L'année 869 a une haute signification car Steiner a attiré plus d'une fois l'attention sur le 8e Concile oecuménique qui se tint dans l' Eglise Hagia Sophia ( du St Esprit ) où une partie de la délégation papale imposa de force au reste de l' Eglise, l'anathème jeté contre l'enseignement des " Deux âmes " du patriarche Photius de Constantinople . Par l'une des deux, Photius voulait parler de l' Esprit immortel qui réside en chaque individu. Le 11e Canon de ce Concile décréta qu'il n'y avait qu'une seule âme, qui possède vaguement des qualités spirituelles et réduisait de fait l' être humain constitué d'un corps, d'une âme et d'un esprit à une raison et un corps ou une âme psychique et un corps physique. Ce concept a toujours valeur aujourd'hui à l' Ouest. En déniant l'existence des qualités propres au spirituel, l' Eglise à l' Ouest s'est fermé la possibilité et aux individus de développer l'esprit en chacun comme le font les asiatiques par la méditation. Il faut noter que le travail méditatif incluant une activité pensante libérée des sens est proposée à travers certains exercices donnés par Steiner ! D'ailleurs, l' Eglise orthodoxe peu de temps après refusa d'accepter la validité de ce 8e Concile ).

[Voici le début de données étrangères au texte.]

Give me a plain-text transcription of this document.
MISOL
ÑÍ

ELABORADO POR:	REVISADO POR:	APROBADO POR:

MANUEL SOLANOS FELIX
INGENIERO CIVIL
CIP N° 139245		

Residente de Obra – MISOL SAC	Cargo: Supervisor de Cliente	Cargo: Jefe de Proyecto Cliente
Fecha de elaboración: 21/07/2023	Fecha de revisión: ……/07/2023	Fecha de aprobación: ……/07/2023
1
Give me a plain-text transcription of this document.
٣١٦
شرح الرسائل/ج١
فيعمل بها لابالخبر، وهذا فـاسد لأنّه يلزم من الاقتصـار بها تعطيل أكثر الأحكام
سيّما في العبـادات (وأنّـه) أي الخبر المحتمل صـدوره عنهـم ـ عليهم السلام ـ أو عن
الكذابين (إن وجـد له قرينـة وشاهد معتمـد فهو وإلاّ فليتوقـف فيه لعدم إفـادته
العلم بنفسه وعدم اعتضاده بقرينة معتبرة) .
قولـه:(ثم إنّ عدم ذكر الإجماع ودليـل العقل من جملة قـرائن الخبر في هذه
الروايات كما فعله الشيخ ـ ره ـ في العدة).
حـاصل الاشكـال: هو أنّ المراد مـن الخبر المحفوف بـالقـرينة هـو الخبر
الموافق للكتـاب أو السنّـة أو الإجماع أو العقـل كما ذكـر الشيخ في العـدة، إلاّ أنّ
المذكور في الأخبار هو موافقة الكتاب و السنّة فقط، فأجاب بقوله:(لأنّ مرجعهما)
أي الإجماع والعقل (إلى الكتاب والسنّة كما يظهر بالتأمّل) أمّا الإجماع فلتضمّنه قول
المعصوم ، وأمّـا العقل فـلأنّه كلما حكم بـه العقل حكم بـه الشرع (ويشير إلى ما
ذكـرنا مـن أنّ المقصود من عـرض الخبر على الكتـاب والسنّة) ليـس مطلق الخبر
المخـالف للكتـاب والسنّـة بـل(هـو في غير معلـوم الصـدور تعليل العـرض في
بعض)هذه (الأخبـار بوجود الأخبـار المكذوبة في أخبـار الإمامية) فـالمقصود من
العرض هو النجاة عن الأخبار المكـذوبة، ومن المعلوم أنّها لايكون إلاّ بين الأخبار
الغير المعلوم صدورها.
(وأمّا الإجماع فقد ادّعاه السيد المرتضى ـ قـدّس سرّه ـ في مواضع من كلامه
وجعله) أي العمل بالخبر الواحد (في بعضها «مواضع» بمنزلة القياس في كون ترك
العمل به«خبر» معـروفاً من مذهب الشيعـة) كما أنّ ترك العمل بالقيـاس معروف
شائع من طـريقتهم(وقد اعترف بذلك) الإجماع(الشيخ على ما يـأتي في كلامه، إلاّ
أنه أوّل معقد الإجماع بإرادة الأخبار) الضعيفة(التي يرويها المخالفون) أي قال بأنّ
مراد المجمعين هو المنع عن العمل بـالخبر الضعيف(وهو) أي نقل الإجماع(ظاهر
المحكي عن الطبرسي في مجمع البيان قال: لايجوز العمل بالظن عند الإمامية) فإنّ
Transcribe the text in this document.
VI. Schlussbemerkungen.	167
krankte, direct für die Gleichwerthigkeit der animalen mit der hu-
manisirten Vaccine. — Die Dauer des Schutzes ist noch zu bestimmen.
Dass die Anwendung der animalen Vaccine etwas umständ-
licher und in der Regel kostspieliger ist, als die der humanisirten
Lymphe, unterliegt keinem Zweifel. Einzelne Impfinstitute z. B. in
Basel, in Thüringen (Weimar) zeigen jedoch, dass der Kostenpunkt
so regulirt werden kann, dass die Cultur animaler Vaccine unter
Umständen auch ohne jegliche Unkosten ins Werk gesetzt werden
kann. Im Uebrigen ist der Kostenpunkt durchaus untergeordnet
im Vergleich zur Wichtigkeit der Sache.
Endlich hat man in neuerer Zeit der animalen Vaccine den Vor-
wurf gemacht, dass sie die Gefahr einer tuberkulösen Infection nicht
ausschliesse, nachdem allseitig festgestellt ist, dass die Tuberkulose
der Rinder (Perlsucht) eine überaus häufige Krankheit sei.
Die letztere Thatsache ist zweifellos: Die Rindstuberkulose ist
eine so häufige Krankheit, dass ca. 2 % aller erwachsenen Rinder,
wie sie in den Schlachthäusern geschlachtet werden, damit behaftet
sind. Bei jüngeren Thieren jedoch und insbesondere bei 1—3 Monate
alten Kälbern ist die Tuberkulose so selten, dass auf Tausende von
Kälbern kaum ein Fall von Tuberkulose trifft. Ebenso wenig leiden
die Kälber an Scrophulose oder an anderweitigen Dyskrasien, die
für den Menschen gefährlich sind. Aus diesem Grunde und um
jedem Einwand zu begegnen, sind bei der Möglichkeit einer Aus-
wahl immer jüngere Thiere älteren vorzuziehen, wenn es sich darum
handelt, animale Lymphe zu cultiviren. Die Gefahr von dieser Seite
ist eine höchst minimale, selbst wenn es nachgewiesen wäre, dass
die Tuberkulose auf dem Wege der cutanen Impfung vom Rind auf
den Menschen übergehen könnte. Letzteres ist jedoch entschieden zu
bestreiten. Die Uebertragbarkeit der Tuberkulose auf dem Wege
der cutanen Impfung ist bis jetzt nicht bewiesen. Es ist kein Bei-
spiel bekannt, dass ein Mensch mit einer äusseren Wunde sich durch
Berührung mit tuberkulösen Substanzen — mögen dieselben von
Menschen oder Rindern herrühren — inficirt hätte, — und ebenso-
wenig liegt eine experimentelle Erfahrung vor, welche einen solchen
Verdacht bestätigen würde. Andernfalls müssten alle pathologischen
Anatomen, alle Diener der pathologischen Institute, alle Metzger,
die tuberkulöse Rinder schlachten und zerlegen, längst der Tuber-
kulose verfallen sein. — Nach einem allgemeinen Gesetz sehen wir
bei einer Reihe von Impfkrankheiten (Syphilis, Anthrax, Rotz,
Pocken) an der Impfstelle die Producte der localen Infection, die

La conséquence parmi d'autres fut que les hommes continuèrent à chercher le divin, l'esprit, non-plus en eux-mêmes mais dans la nature extérieure. Cela produisit irrémédiablement, la prépondérance de la science à l' Ouest, qui introduisit le divorce d'avec l'esprit et entraîna la chute dans le matérialisme le plus absolu. Et tous les " -ismes " n'en sont que les conséquences qui verront leur culmination dans la folie des deux Grandes Guerres au 20e siècle.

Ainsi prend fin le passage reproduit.